The Cooling Trend of Canopy Temperature During the Maturation, Succession, and Recovery of Ecosystems

The maximum exergy dissipation theory provides a theoretical basis for using surface temperature to measure the status and development of ecosystems, which could provide an early warning of rapid evaluation of ecosystem degradation. In the present study, we used the radiation balance of ecosystems to demonstrate this hypothesis theoretically. Further, we used empirical data to verify whether ecosystems gain more radiation, while lowering their surface temperatures, as they develop naturally. We analyzed 12 chronosequences from the FLUXNET database using meteorological data and heat fluxes. We included age, disturbance, and successional chronosequences across six climate zones. Net radiation (R_n) and the ratio of net radiation to global radiation (R_n/R_g) were used to measure the energy gain of the ecosystems.

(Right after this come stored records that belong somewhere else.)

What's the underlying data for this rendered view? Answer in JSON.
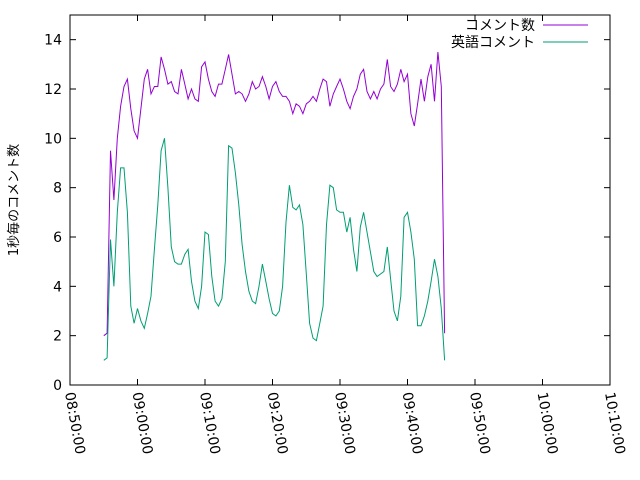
{
  "chart_data": {
    "type": "line",
    "title": "",
    "xlabel": "",
    "ylabel": "1秒毎のコメント数",
    "xlim": [
      "08:50:00",
      "10:10:00"
    ],
    "ylim": [
      0,
      15
    ],
    "x_ticks": [
      "08:50:00",
      "09:00:00",
      "09:10:00",
      "09:20:00",
      "09:30:00",
      "09:40:00",
      "09:50:00",
      "10:00:00",
      "10:10:00"
    ],
    "y_ticks": [
      0,
      2,
      4,
      6,
      8,
      10,
      12,
      14
    ],
    "legend_position": "top-right",
    "series": [
      {
        "name": "コメント数",
        "color": "#9400d3",
        "points": [
          [
            "08:55:00",
            2.0
          ],
          [
            "08:55:30",
            2.1
          ],
          [
            "08:56:00",
            9.5
          ],
          [
            "08:56:30",
            7.5
          ],
          [
            "08:57:00",
            10.0
          ],
          [
            "08:57:30",
            11.3
          ],
          [
            "08:58:00",
            12.1
          ],
          [
            "08:58:30",
            12.4
          ],
          [
            "08:59:00",
            11.2
          ],
          [
            "08:59:30",
            10.3
          ],
          [
            "09:00:00",
            10.0
          ],
          [
            "09:00:30",
            11.2
          ],
          [
            "09:01:00",
            12.4
          ],
          [
            "09:01:30",
            12.8
          ],
          [
            "09:02:00",
            11.8
          ],
          [
            "09:02:30",
            12.1
          ],
          [
            "09:03:00",
            12.1
          ],
          [
            "09:03:30",
            13.3
          ],
          [
            "09:04:00",
            12.8
          ],
          [
            "09:04:30",
            12.2
          ],
          [
            "09:05:00",
            12.3
          ],
          [
            "09:05:30",
            11.9
          ],
          [
            "09:06:00",
            11.8
          ],
          [
            "09:06:30",
            12.8
          ],
          [
            "09:07:00",
            12.2
          ],
          [
            "09:07:30",
            11.6
          ],
          [
            "09:08:00",
            12.0
          ],
          [
            "09:08:30",
            11.6
          ],
          [
            "09:09:00",
            11.5
          ],
          [
            "09:09:30",
            12.9
          ],
          [
            "09:10:00",
            13.1
          ],
          [
            "09:10:30",
            12.4
          ],
          [
            "09:11:00",
            11.9
          ],
          [
            "09:11:30",
            11.7
          ],
          [
            "09:12:00",
            12.2
          ],
          [
            "09:12:30",
            12.2
          ],
          [
            "09:13:00",
            12.8
          ],
          [
            "09:13:30",
            13.4
          ],
          [
            "09:14:00",
            12.6
          ],
          [
            "09:14:30",
            11.8
          ],
          [
            "09:15:00",
            11.9
          ],
          [
            "09:15:30",
            11.8
          ],
          [
            "09:16:00",
            11.5
          ],
          [
            "09:16:30",
            11.8
          ],
          [
            "09:17:00",
            12.3
          ],
          [
            "09:17:30",
            12.0
          ],
          [
            "09:18:00",
            12.1
          ],
          [
            "09:18:30",
            12.5
          ],
          [
            "09:19:00",
            12.1
          ],
          [
            "09:19:30",
            11.6
          ],
          [
            "09:20:00",
            12.1
          ],
          [
            "09:20:30",
            12.3
          ],
          [
            "09:21:00",
            11.9
          ],
          [
            "09:21:30",
            11.7
          ],
          [
            "09:22:00",
            11.7
          ],
          [
            "09:22:30",
            11.5
          ],
          [
            "09:23:00",
            11.0
          ],
          [
            "09:23:30",
            11.4
          ],
          [
            "09:24:00",
            11.3
          ],
          [
            "09:24:30",
            11.0
          ],
          [
            "09:25:00",
            11.4
          ],
          [
            "09:25:30",
            11.5
          ],
          [
            "09:26:00",
            11.7
          ],
          [
            "09:26:30",
            11.5
          ],
          [
            "09:27:00",
            12.0
          ],
          [
            "09:27:30",
            12.4
          ],
          [
            "09:28:00",
            12.3
          ],
          [
            "09:28:30",
            11.3
          ],
          [
            "09:29:00",
            11.8
          ],
          [
            "09:29:30",
            12.1
          ],
          [
            "09:30:00",
            12.4
          ],
          [
            "09:30:30",
            12.0
          ],
          [
            "09:31:00",
            11.5
          ],
          [
            "09:31:30",
            11.2
          ],
          [
            "09:32:00",
            11.7
          ],
          [
            "09:32:30",
            12.0
          ],
          [
            "09:33:00",
            12.6
          ],
          [
            "09:33:30",
            12.8
          ],
          [
            "09:34:00",
            11.9
          ],
          [
            "09:34:30",
            11.6
          ],
          [
            "09:35:00",
            11.9
          ],
          [
            "09:35:30",
            11.6
          ],
          [
            "09:36:00",
            12.0
          ],
          [
            "09:36:30",
            12.2
          ],
          [
            "09:37:00",
            13.2
          ],
          [
            "09:37:30",
            12.1
          ],
          [
            "09:38:00",
            11.9
          ],
          [
            "09:38:30",
            12.2
          ],
          [
            "09:39:00",
            12.8
          ],
          [
            "09:39:30",
            12.3
          ],
          [
            "09:40:00",
            12.6
          ],
          [
            "09:40:30",
            11.0
          ],
          [
            "09:41:00",
            10.5
          ],
          [
            "09:41:30",
            11.4
          ],
          [
            "09:42:00",
            12.4
          ],
          [
            "09:42:30",
            11.5
          ],
          [
            "09:43:00",
            12.5
          ],
          [
            "09:43:30",
            13.0
          ],
          [
            "09:44:00",
            11.5
          ],
          [
            "09:44:30",
            13.5
          ],
          [
            "09:45:00",
            12.1
          ],
          [
            "09:45:30",
            2.1
          ]
        ]
      },
      {
        "name": "英語コメント",
        "color": "#009e73",
        "points": [
          [
            "08:55:00",
            1.0
          ],
          [
            "08:55:30",
            1.1
          ],
          [
            "08:56:00",
            5.9
          ],
          [
            "08:56:30",
            4.0
          ],
          [
            "08:57:00",
            7.0
          ],
          [
            "08:57:30",
            8.8
          ],
          [
            "08:58:00",
            8.8
          ],
          [
            "08:58:30",
            7.0
          ],
          [
            "08:59:00",
            3.2
          ],
          [
            "08:59:30",
            2.5
          ],
          [
            "09:00:00",
            3.1
          ],
          [
            "09:00:30",
            2.6
          ],
          [
            "09:01:00",
            2.3
          ],
          [
            "09:01:30",
            2.9
          ],
          [
            "09:02:00",
            3.6
          ],
          [
            "09:02:30",
            5.5
          ],
          [
            "09:03:00",
            7.3
          ],
          [
            "09:03:30",
            9.5
          ],
          [
            "09:04:00",
            10.0
          ],
          [
            "09:04:30",
            8.0
          ],
          [
            "09:05:00",
            5.6
          ],
          [
            "09:05:30",
            5.0
          ],
          [
            "09:06:00",
            4.9
          ],
          [
            "09:06:30",
            4.9
          ],
          [
            "09:07:00",
            5.3
          ],
          [
            "09:07:30",
            5.5
          ],
          [
            "09:08:00",
            4.2
          ],
          [
            "09:08:30",
            3.4
          ],
          [
            "09:09:00",
            3.1
          ],
          [
            "09:09:30",
            4.0
          ],
          [
            "09:10:00",
            6.2
          ],
          [
            "09:10:30",
            6.1
          ],
          [
            "09:11:00",
            4.4
          ],
          [
            "09:11:30",
            3.4
          ],
          [
            "09:12:00",
            3.2
          ],
          [
            "09:12:30",
            3.5
          ],
          [
            "09:13:00",
            5.0
          ],
          [
            "09:13:30",
            9.7
          ],
          [
            "09:14:00",
            9.6
          ],
          [
            "09:14:30",
            8.6
          ],
          [
            "09:15:00",
            7.3
          ],
          [
            "09:15:30",
            5.7
          ],
          [
            "09:16:00",
            4.6
          ],
          [
            "09:16:30",
            3.8
          ],
          [
            "09:17:00",
            3.4
          ],
          [
            "09:17:30",
            3.3
          ],
          [
            "09:18:00",
            4.0
          ],
          [
            "09:18:30",
            4.9
          ],
          [
            "09:19:00",
            4.2
          ],
          [
            "09:19:30",
            3.5
          ],
          [
            "09:20:00",
            2.9
          ],
          [
            "09:20:30",
            2.8
          ],
          [
            "09:21:00",
            3.0
          ],
          [
            "09:21:30",
            4.0
          ],
          [
            "09:22:00",
            6.6
          ],
          [
            "09:22:30",
            8.1
          ],
          [
            "09:23:00",
            7.2
          ],
          [
            "09:23:30",
            7.1
          ],
          [
            "09:24:00",
            7.3
          ],
          [
            "09:24:30",
            6.5
          ],
          [
            "09:25:00",
            4.5
          ],
          [
            "09:25:30",
            2.5
          ],
          [
            "09:26:00",
            1.9
          ],
          [
            "09:26:30",
            1.8
          ],
          [
            "09:27:00",
            2.5
          ],
          [
            "09:27:30",
            3.2
          ],
          [
            "09:28:00",
            6.5
          ],
          [
            "09:28:30",
            8.1
          ],
          [
            "09:29:00",
            8.0
          ],
          [
            "09:29:30",
            7.1
          ],
          [
            "09:30:00",
            7.0
          ],
          [
            "09:30:30",
            7.0
          ],
          [
            "09:31:00",
            6.2
          ],
          [
            "09:31:30",
            6.8
          ],
          [
            "09:32:00",
            5.5
          ],
          [
            "09:32:30",
            4.6
          ],
          [
            "09:33:00",
            6.4
          ],
          [
            "09:33:30",
            7.0
          ],
          [
            "09:34:00",
            6.2
          ],
          [
            "09:34:30",
            5.4
          ],
          [
            "09:35:00",
            4.6
          ],
          [
            "09:35:30",
            4.4
          ],
          [
            "09:36:00",
            4.5
          ],
          [
            "09:36:30",
            4.6
          ],
          [
            "09:37:00",
            5.6
          ],
          [
            "09:37:30",
            4.3
          ],
          [
            "09:38:00",
            3.0
          ],
          [
            "09:38:30",
            2.6
          ],
          [
            "09:39:00",
            3.6
          ],
          [
            "09:39:30",
            6.8
          ],
          [
            "09:40:00",
            7.0
          ],
          [
            "09:40:30",
            6.2
          ],
          [
            "09:41:00",
            5.1
          ],
          [
            "09:41:30",
            2.4
          ],
          [
            "09:42:00",
            2.4
          ],
          [
            "09:42:30",
            2.8
          ],
          [
            "09:43:00",
            3.4
          ],
          [
            "09:43:30",
            4.2
          ],
          [
            "09:44:00",
            5.1
          ],
          [
            "09:44:30",
            4.4
          ],
          [
            "09:45:00",
            3.1
          ],
          [
            "09:45:30",
            1.0
          ]
        ]
      }
    ]
  }
}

The maximum daily air temperature above the canopy (T_max) and thermal response number (TRN) were used to analyze the surface temperature trends with ecosystem natural development. The general trends of T_max, TRN, R_n, and R_n/R_g demonstrated that ecosystems become cooler and more stable, yet gain more energy, throughout their natural development. Among the four indicators, TRN showed the most consistent trends and highest sensitivity to ecosystem growth, succession, and recovery. Moreover, TRN was not significantly influenced by precipitation or wind. We propose that TRN can be used to rapidly evaluate or warn of ecosystem disturbance, senescence, and degradation without prior knowledge of species composition, nutrient status, and complex ecosystem processes.